Simon Nadel was at home in Ealing, west London, when news broke of the cluster of meningitis cases in Kent that had already claimed the lives of two people, including 18-year-old Juliette Kenny.
Less than a week later, 29 cases of invasive meningococcal disease had been reported, making it one of the largest outbreaks in a generation. By Thursday last week, more than 9,800 doses of antibiotics had been handed out and 2,360 students vaccinated.
For Nadel, the Kent outbreak was a grim echo of a career spent on the front line of the NHS trying to tame a disease that still strikes fear into the doctors and nurses who see its effects up close.
“It is a terrible disease, and kills in a matter of hours,” said Nadel, 65. “My first thought was that it’s shocking. Why and how has it happened? It is very unusual to have such a large number of cases. In a normal outbreak you might get two or three cases that are all connected, but this appears to be an inordinately large number all at once. I think no one truly understands why.”
The paediatric intensive care consultant worked for three decades at St Mary’s Hospital, in Paddington, west London, helping to research meningitis and find the best ways to treat it.
In 1992, St Mary’s set up a dedicated paediatric intensive care unit in response to the large numbers of meningitis cases, which at their peak hit more than 2,500 a year. The hospital became a regional centre. “Effectively it was the main centre for children with meningococcal infection and at the height of the outbreak in the 1990s we would see in our intensive care unit 100 children a year with meningitis,” said Nadel, who joined the hospital as a research fellow in 1991.
Alamy
As a result, St Mary’s helped to develop the first protocol for treating meningitis cases, saving hundreds of lives. At the hospital, mortality rates for meningitis cases fell from 23 per cent in 1992 to 2 per cent in 1997.
The team’s work remains the standard of care to this day.
Few bacterial infections are as lethal and devastating as those caused by Neisseria meningitidis. In the blood it triggers meningococcal septicaemia, sparking an overwhelming immune response in the body that can kill sufferers on the day they begin feeling unwell.
If the bacteria gets into the spinal fluid, where it can proliferate and spread to the lining of the brain, it causes meningitis, leading to brain swelling and complications such as cerebral palsy, deafness and epilepsy. Patients can suffer multi-organ failure and if they survive, may have to have limbs amputated.
The disease first rose to prominence in the First World War when army recruits from across the world were crammed together in close quarters. Nadel said from the moment an infection begins, the clock is ticking and treatment with antibiotics is essential. “Unfortunately it does look just like a flu-like illness with people generally feeling achy and unwell,” said Nadel.

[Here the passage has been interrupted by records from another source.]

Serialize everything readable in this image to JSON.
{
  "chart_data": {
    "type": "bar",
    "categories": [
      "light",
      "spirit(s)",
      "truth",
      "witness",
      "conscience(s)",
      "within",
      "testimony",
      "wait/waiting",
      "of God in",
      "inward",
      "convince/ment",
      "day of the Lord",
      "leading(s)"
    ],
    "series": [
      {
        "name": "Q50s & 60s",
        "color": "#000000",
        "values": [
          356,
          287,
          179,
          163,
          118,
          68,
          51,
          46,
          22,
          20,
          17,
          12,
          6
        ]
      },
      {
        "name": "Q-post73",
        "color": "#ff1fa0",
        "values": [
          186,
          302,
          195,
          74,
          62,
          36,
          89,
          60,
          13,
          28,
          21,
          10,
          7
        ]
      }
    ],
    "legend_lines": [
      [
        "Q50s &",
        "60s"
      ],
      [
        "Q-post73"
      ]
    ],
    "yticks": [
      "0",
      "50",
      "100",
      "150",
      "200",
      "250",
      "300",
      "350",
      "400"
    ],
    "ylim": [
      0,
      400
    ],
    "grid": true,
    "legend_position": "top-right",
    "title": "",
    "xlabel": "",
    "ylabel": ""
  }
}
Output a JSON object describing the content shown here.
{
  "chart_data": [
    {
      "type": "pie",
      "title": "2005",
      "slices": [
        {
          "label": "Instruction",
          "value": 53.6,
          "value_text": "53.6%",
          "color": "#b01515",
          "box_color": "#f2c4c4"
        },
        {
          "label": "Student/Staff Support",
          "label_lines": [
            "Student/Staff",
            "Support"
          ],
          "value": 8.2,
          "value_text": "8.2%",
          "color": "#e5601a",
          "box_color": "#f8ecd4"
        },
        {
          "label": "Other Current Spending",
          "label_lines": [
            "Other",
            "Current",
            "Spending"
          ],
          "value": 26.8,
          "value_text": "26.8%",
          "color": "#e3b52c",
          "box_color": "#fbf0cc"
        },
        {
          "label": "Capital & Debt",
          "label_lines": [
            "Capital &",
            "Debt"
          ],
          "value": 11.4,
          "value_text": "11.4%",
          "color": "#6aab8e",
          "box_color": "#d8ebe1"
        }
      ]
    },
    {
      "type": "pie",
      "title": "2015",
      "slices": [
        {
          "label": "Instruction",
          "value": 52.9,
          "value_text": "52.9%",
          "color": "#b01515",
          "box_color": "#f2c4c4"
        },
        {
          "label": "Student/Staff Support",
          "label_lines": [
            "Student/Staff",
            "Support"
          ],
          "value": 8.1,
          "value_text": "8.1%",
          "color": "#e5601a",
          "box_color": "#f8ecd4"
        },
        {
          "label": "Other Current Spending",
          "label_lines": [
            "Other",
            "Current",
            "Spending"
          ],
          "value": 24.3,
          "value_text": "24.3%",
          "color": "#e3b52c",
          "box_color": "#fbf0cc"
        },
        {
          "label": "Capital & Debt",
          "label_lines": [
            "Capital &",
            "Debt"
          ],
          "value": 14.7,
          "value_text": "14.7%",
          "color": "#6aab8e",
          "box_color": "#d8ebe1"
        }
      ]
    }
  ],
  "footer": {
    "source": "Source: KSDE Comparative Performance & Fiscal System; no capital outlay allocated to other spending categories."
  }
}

“A large number of patients go to their GP first or to the emergency department. They have to recognise signs of a serious illness such as a very rapid heart rate. The first specific sign of meningitis is a rash that does not disappear when under pressure. That’s why paramedics are told they should give a shot of penicillin as quickly as possible. The earlier you give antibiotics the better.”
Often, the most crucial factor for seriously ill patients is to increase the amount of fluid in their blood to improve circulation to major organs. Nadel said that over a series of hours a teenager’s entire blood volume could be replaced with IV fluids.
With minute-by-minute observations, the team of clinicians look out for complications such as kidney failure and support the body to heal. “It is one of the most challenging jobs,” Nadel said, adding: “Unfortunately the majority of patients who die from septicaemia die in the first 24 to 48 hours.”
Among the pressures, he said, was keeping families informed and handling their trauma. “You have to tell them that there’s a significant risk that their child is not going to survive. You may have to tell them that their arms or legs may need to be amputated or their fingers or toes. You may have to tell them they may have brain damage.”
However, Nadel has seen children bounce back from the worst stages of the disease. He recalled the case of a 14-year-old girl who was so severely ill she needed cardiac massage almost as soon as she arrived on the ward and suffered kidney failure within hours.
“It also became clear that one of her feet was turning black as it wasn’t receiving enough blood,” he said. After ten days she recovered and although she had to have an amputation she recovered and four years later went to university, where she joined the mountaineering society.
With the Kent outbreak driving a debate about wider vaccination, Nadel said he had always hoped the meningitis B vaccine would be used regularly.
He said: “Maybe this outbreak demonstrates that you know there’s still a significant risk in young adults and adolescents and we need to re-look at the data, particularly if the incidence of the disease might be going up because of a lack of shared immunity or people who’ve not acquired the immunity because of what’s happened post-Covid.”
But he said crucially people needed to get vaccinated, adding he was worried that not enough parents were getting their children jabbed.
“I think people are relying on the fact that other kids are protected so they’re relying on herd immunity to protect them and I think we’ve shown with the measles outbreak that that really isn’t adequate. The only way you can be sure that your children are protected is to get them vaccinated.”